Constantemente ouvimos, e novamente neste documento, como se fosse axiomático, que as coisas seriam melhores se a Europa/UE se emancipasse da tutela dos Estados Unidos. Isso está longe de ser óbvio. Não há nada de bom no imperialismo europeu. Todas as guerras desde 1991… Por que começar aí? Por que não em 1945? Encontraríamos guerras coloniais, crimes de guerra, massacres, envolvendo França, Grã-Bretanha, Bélgica, Holanda e Portugal. Não no século XIX, mas na memória recente. A França, em particular, continuou a intervir na África até os dias de hoje, embora pareça que seu tempo possa finalmente estar se esgotando.
aOs países europeus não possuem mais colônias de grande importância, embora a França (novamente) ainda não tenha se desfeito da Nova Caledônia/Kanaky. No entanto, a exploração intensiva dos países do Sul Global é agora realizada de forma pacífica pela UE, e especialmente por seu núcleo imperialista, em particular, mas não apenas, na África.

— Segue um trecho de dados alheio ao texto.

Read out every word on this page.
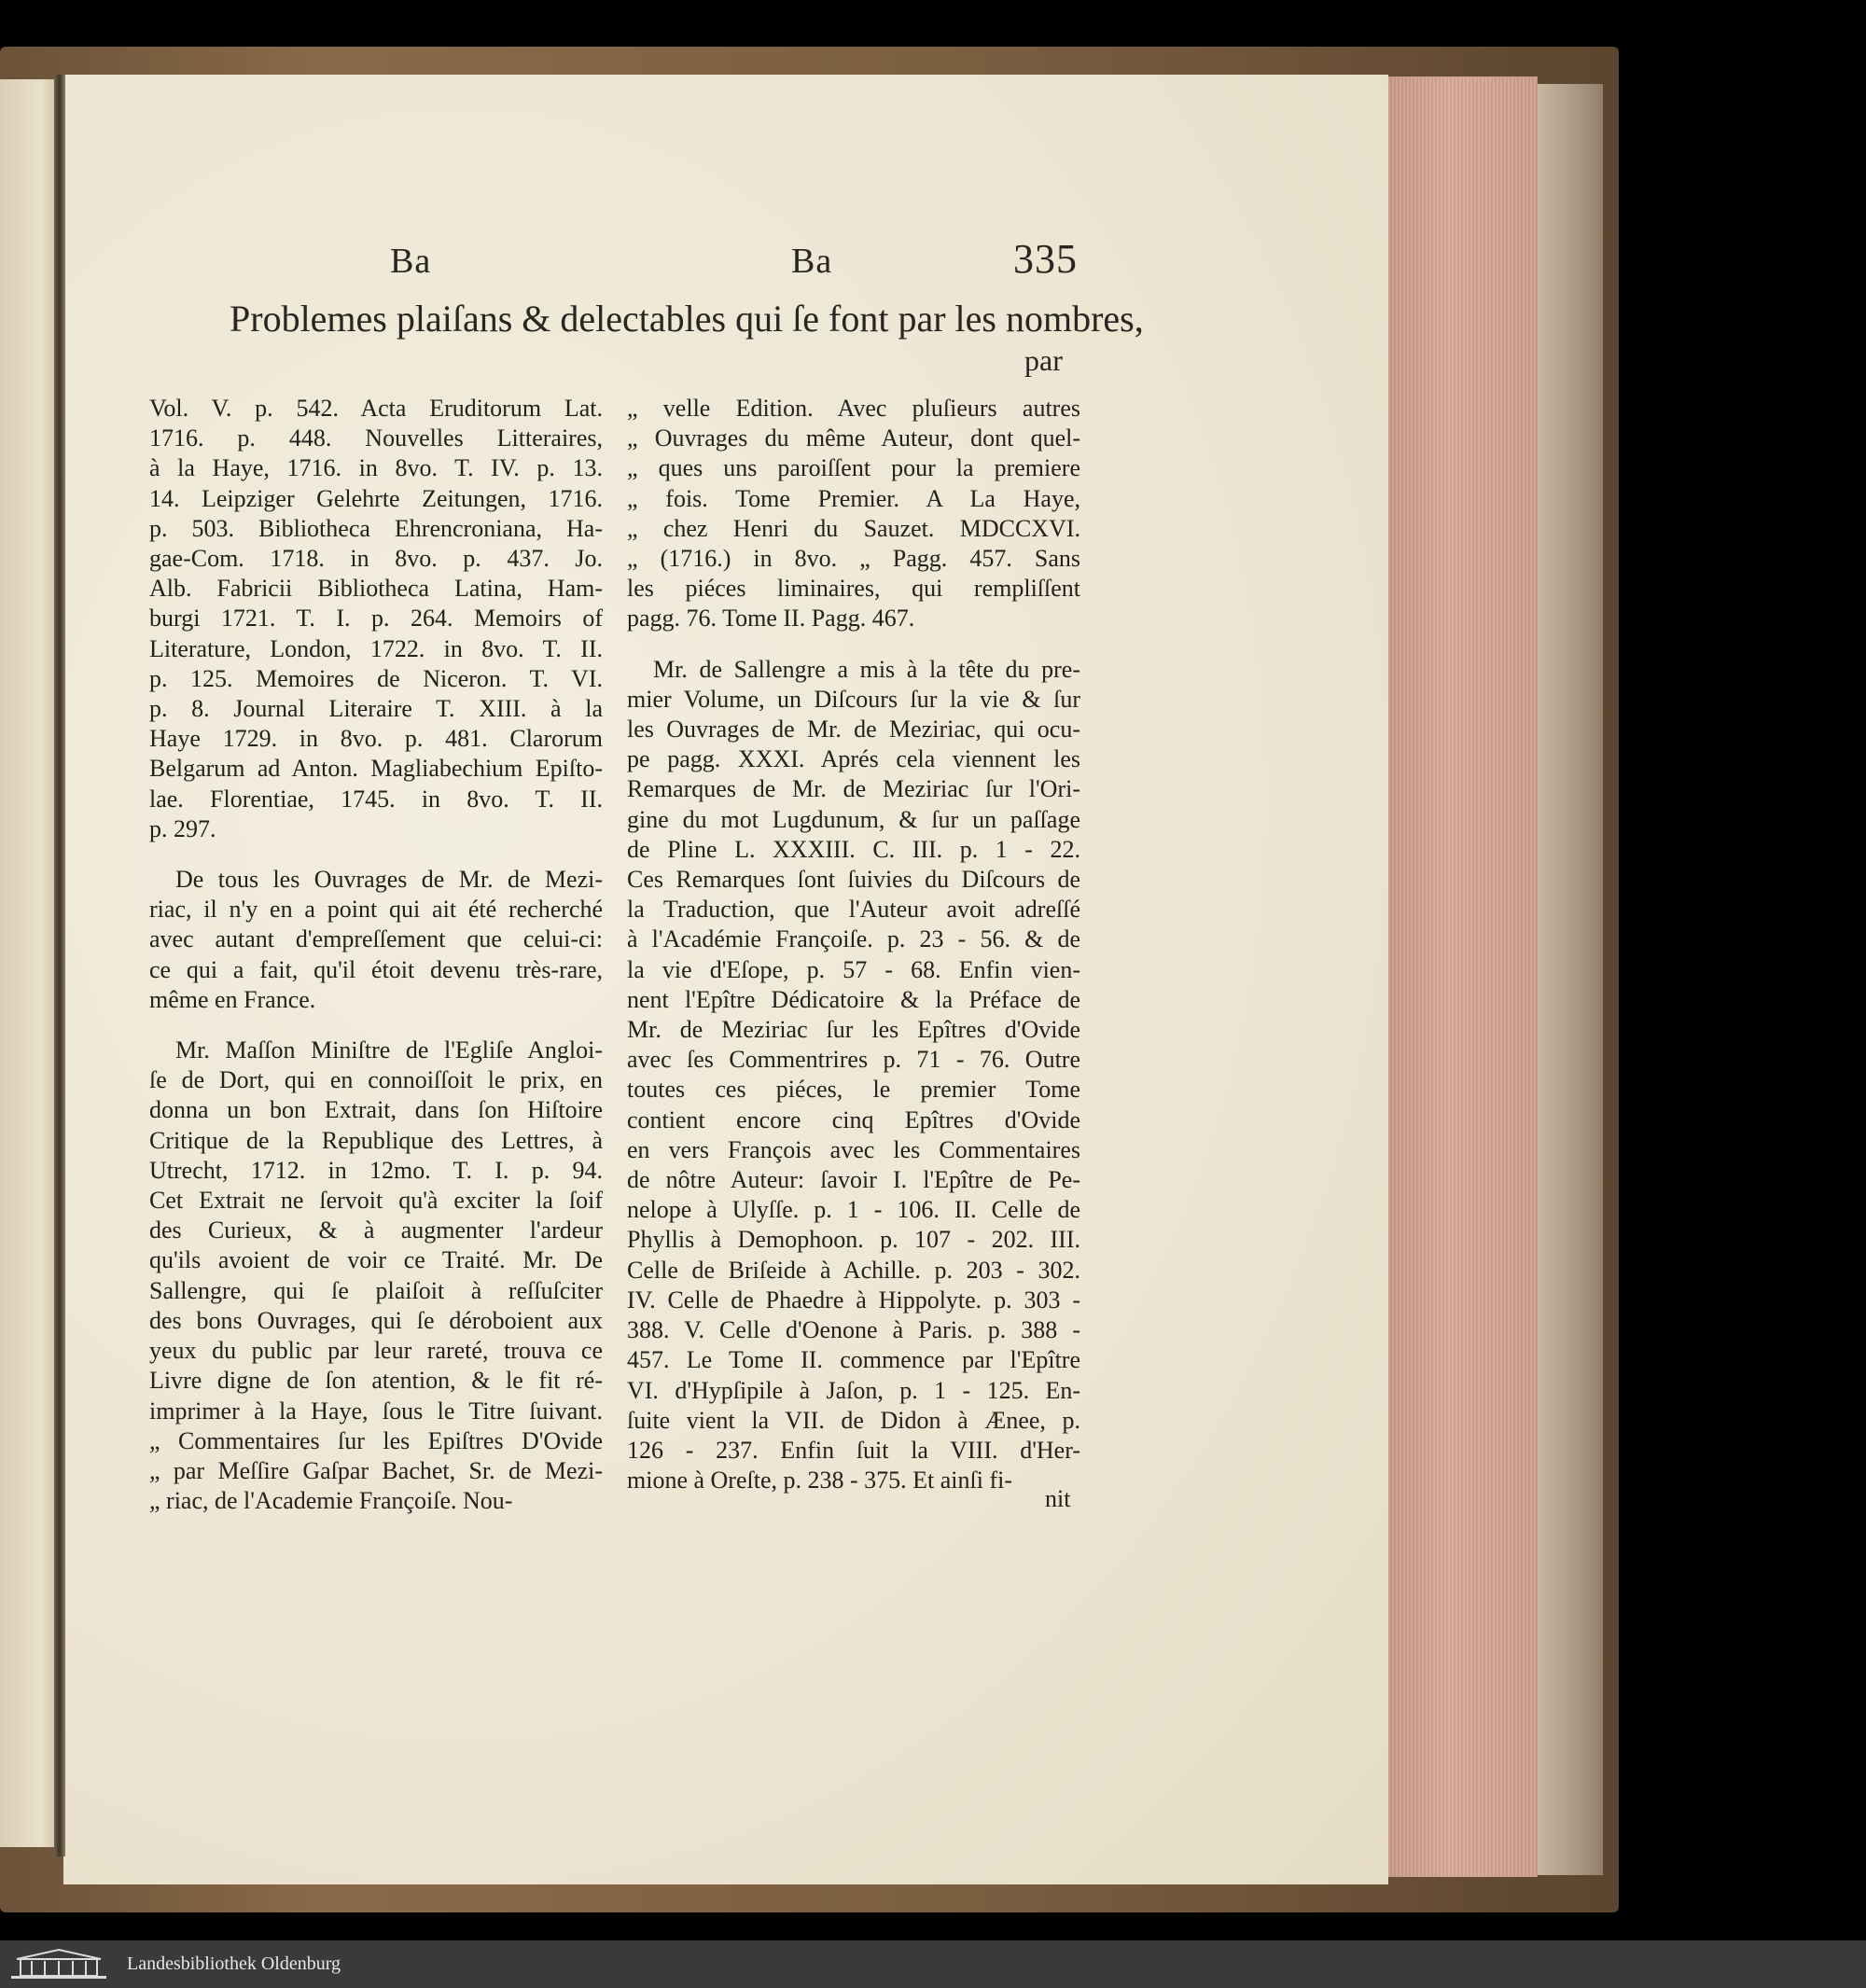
Ba	Ba	335
Problemes plaiſans & delectables qui ſe font par les nombres,
par
Vol. V. p. 542. Acta Eruditorum Lat.
1716. p. 448. Nouvelles Litteraires,
à la Haye, 1716. in 8vo. T. IV. p. 13.
14. Leipziger Gelehrte Zeitungen, 1716.
p. 503. Bibliotheca Ehrencroniana, Ha-
gae-Com. 1718. in 8vo. p. 437. Jo.
Alb. Fabricii Bibliotheca Latina, Ham-
burgi 1721. T. I. p. 264. Memoirs of
Literature, London, 1722. in 8vo. T. II.
p. 125. Memoires de Niceron. T. VI.
p. 8. Journal Literaire T. XIII. à la
Haye 1729. in 8vo. p. 481. Clarorum
Belgarum ad Anton. Magliabechium Epiſto-
lae. Florentiae, 1745. in 8vo. T. II.
p. 297.
De tous les Ouvrages de Mr. de Mezi-
riac, il n'y en a point qui ait été recherché
avec autant d'empreſſement que celui-ci:
ce qui a fait, qu'il étoit devenu très-rare,
même en France.
Mr. Maſſon Miniſtre de l'Egliſe Angloi-
ſe de Dort, qui en connoiſſoit le prix, en
donna un bon Extrait, dans ſon Hiſtoire
Critique de la Republique des Lettres, à
Utrecht, 1712. in 12mo. T. I. p. 94.
Cet Extrait ne ſervoit qu'à exciter la ſoif
des Curieux, & à augmenter l'ardeur
qu'ils avoient de voir ce Traité. Mr. De
Sallengre, qui ſe plaiſoit à reſſuſciter
des bons Ouvrages, qui ſe déroboient aux
yeux du public par leur rareté, trouva ce
Livre digne de ſon atention, & le fit ré-
imprimer à la Haye, ſous le Titre ſuivant.
„ Commentaires ſur les Epiſtres D'Ovide
„ par Meſſire Gaſpar Bachet, Sr. de Mezi-
„ riac, de l'Academie Françoiſe. Nou-
„ velle Edition. Avec pluſieurs autres
„ Ouvrages du même Auteur, dont quel-
„ ques uns paroiſſent pour la premiere
„ fois. Tome Premier. A La Haye,
„ chez Henri du Sauzet. MDCCXVI.
„ (1716.) in 8vo. „ Pagg. 457. Sans
les piéces liminaires, qui rempliſſent
pagg. 76. Tome II. Pagg. 467.
Mr. de Sallengre a mis à la tête du pre-
mier Volume, un Diſcours ſur la vie & ſur
les Ouvrages de Mr. de Meziriac, qui ocu-
pe pagg. XXXI. Aprés cela viennent les
Remarques de Mr. de Meziriac ſur l'Ori-
gine du mot Lugdunum, & ſur un paſſage
de Pline L. XXXIII. C. III. p. 1 - 22.
Ces Remarques ſont ſuivies du Diſcours de
la Traduction, que l'Auteur avoit adreſſé
à l'Académie Françoiſe. p. 23 - 56. & de
la vie d'Eſope, p. 57 - 68. Enfin vien-
nent l'Epître Dédicatoire & la Préface de
Mr. de Meziriac ſur les Epîtres d'Ovide
avec ſes Commentrires p. 71 - 76. Outre
toutes ces piéces, le premier Tome
contient encore cinq Epîtres d'Ovide
en vers François avec les Commentaires
de nôtre Auteur: ſavoir I. l'Epître de Pe-
nelope à Ulyſſe. p. 1 - 106. II. Celle de
Phyllis à Demophoon. p. 107 - 202. III.
Celle de Briſeide à Achille. p. 203 - 302.
IV. Celle de Phaedre à Hippolyte. p. 303 -
388. V. Celle d'Oenone à Paris. p. 388 -
457. Le Tome II. commence par l'Epître
VI. d'Hypſipile à Jaſon, p. 1 - 125. En-
ſuite vient la VII. de Didon à Ænee, p.
126 - 237. Enfin ſuit la VIII. d'Her-
mione à Oreſte, p. 238 - 375. Et ainſi fi-
nit
Landesbibliothek Oldenburg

Então, a Europa ficaria melhor sem os EUA (e sem a OTAN, porque a OTAN é uma aliança militar liderada, financiada e em grande parte armada pelos EUA)? Vamos examinar a OTAN por um momento. Como é bem conhecido, a OTAN nunca disparou um tiro com raiva durante a Guerra Fria. Mas ela tinha forças grandes e bem armadas e orçamentos militares para pagá-las. Interviu nos Balcãs na década de 1990 e no Afeganistão a partir de 2001, mas em nenhum desses foi uma operação importante em comparação com a guerra na Ucrânia. Apesar de um discurso contrário na esquerda, a OTAN não permaneceu como uma aliança altamente militarizada após 1991. Na verdade, os orçamentos de defesa foram reduzidos e os exércitos se tornaram menores e subequipados. Mesmo após os eventos de 2013-14 na Ucrânia, houve muito pouca mudança. Falou-se de um exército europeu, especialmente pela França. A ex-chanceler alemã Angela Merkel e seus vários homólogos franceses passaram anos tentando acalmar Putin e falharam. Nesse contexto, a oferta feita em 2008 à Ucrânia e à Geórgia para se juntarem à OTAN parece algo como uma aberração. A França e a Alemanha sempre foram firmemente contrárias. O ex-presidente dos EUA, Barack Obama, também era contra. A Ucrânia e a Geórgia se juntando à OTAN não assustaram Putin, porque ele sabia que o risco era inexistente. A Ucrânia não estava mais próxima de se juntar à OTAN em 24 de fevereiro de 2022 do que estava em 2008.
A invasão da Rússia à Ucrânia mudou tudo. Pela primeira vez na Europa desde 1945, um país lançou uma guerra em grande escala contra outro. Sim, houve a questão em Chipre em 1974 e, em seguida, as Guerras nos Bálcãs na década de 1990. Mas a guerra atual é sem precedentes em termos de escala e no fato de ter sido iniciada pela Rússia, uma grande potência nuclear. Mas e “guerra por manipulação” da OTAN? Se a OTAN tivesse um plano para iniciar uma guerra por manipulação, teria começado a armar a Ucrânia em 2014, mas não o fez. A OTAN e os EUA foram surpreendidos e reagiram aos eventos. Eles só começaram a armar seriamente a Ucrânia depois que esta provou sua capacidade de deter a Rússia antes de chegar a Kiev e a fez recuar do norte (veja Military Assistance to Ukraine: Rediscovering the Virtue of Courage, em português “Assistência Militar à Ucrânia: Redescobrindo a Virtude da Coragem”).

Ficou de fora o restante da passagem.